Self-control is something many applied behavior analysts target in their behavior plans as it is a skill that, if learned, can help remove barriers to skill development in the form of negative behavior (e.g., aggression, property destruction, tantrums).
Passage, Tincani, and Hantula published a study in the Journal of Applied Behavior Analysis that effectively taught self-control skills to a boy with intellectual disabilities, that has unique relevance to practitioners.
The participant was a 16-year-old male who had difficulty engaging in prolonged tasks for delayed reinforcers. He was diagnosed with mental retardation, cerebral palsy, and cortical blindness. Each session was conducted in a classroom using an ABCAB reversal design.
HERE IS A BRIEF SUMMARY OF THE CONDITIONS:
The first condition (A) was a naturalistic baseline to assess on-task response levels prior to any experimenter-contrived contingencies. Next, researchers introduced a choice baseline (B1) in which the participant could earn a less preferred reinforcer immediately, or a highly preferred reinforcer after 168 seconds of on-task behavior (i.e., four times the average on-task duration during the naturalistic baseline). The latter was then followed by a second choice baseline (B2) with access to the highly preferred reinforcer set to a 420-second delay.

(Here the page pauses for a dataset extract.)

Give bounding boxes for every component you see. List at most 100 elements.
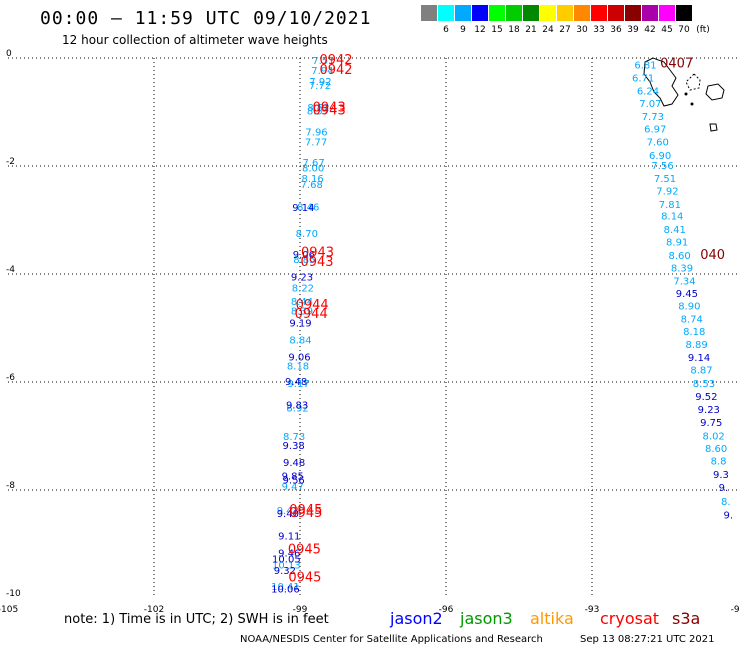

The next condition (C) constituted self-control training, in which two choices were presented. The less preferred choice was kept on a fixed-duration schedule of immediate reinforcement, while the highly preferred choice was on a progressive-duration schedule. When the participant reliably chose the delayed preferred reinforcer, the duration of the delay was increased by 42 seconds until the duration of his on-task behavior was ten times longer than in the naturalistic baseline.
The researchers then reversed back to the naturalistic baseline (A) followed by the choice baseline (B2).
Results suggested on-task behavior was relatively low during the naturalistic baseline, averaging 42 seconds per session. When access to a more preferred reinforcer was restricted to 168 seconds (B1), the duration of on-task behavior increased. However, when access was further restricted to 420 seconds, preference shifted to the immediate reinforcer. After 35 trials with the self-control training procedure (C), on-task behavior consistently met the 420-second goal and demonstrated generalization to novel tasks.
The authors suggest their study is particularly relevant to applied settings in that the two reinforcers were qualitatively different from one another (i.e., potato chips vs. walking to visit a friend), as opposed to being larger or smaller amounts of the same reinforcer.